Sure, just on the training front, building and maintaining a broad corpus of properly managed training data with metadata that provides attribution (for example, content that is known to be human generated instead of model generated, what the source of data is for datasets such as weather data, census data, etc), and that also captures any licensing encumbrance so that consumers of the training data can be confident in their ability to use it without risk of legal challenge.
Much of this is already available to private sector entities, but having a publicly funded organization responsible for curating and publishing this would enable new entrants to quickly and easily get a foundation without having to scrape the internet again, especially given how rapidly model generated content is being published.

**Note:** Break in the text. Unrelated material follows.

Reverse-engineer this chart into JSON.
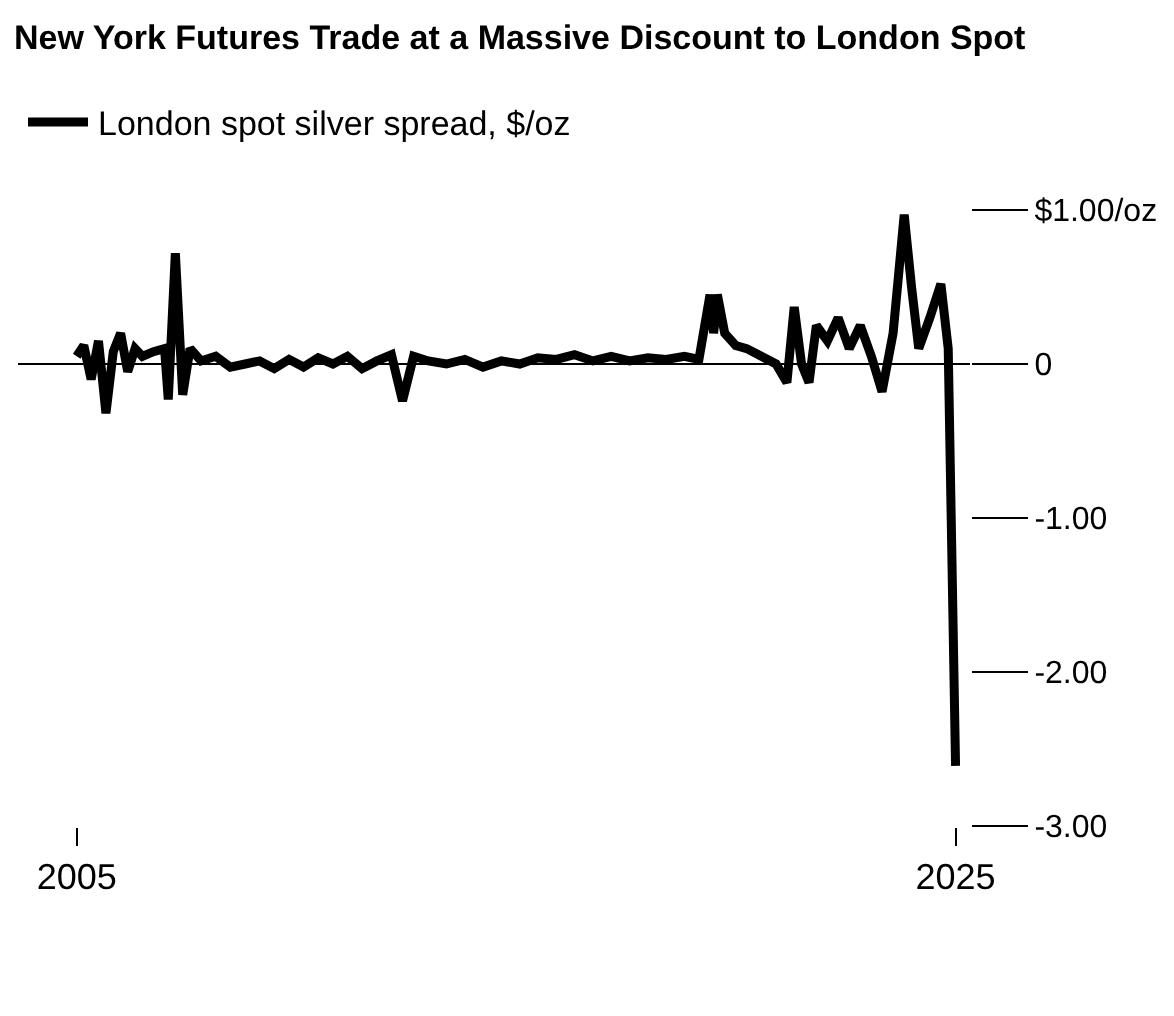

I think the EPC (energy performance certificate) dataset in the UK is a nice example of this. Anyone can download a full dataset of EPC data from https://epc.opendatacommunities.org/
Admittedly it hasn't been cleaned all that much - you still need to put a bit of effort into that (newer certificates tend to be better quality), but it's very low friction overall. I'd love to see them do this with more datasets
If the public is going to go to all the trouble of doing something, why would that public not make it clear that there is no legal threat to using any data available?
The public is incredibly lazy, though. Don't expect them to do anything until their hand is forced, which doesn't bode well for the action to meet a desirable outcome.
Much of this is already available to private sector entities, but having a publicly funded organization responsible for curating and publishing this would enable new entrants to quickly and easily get a foundation without having to scrape the internet again, especially given how rapidly model generated content is being published.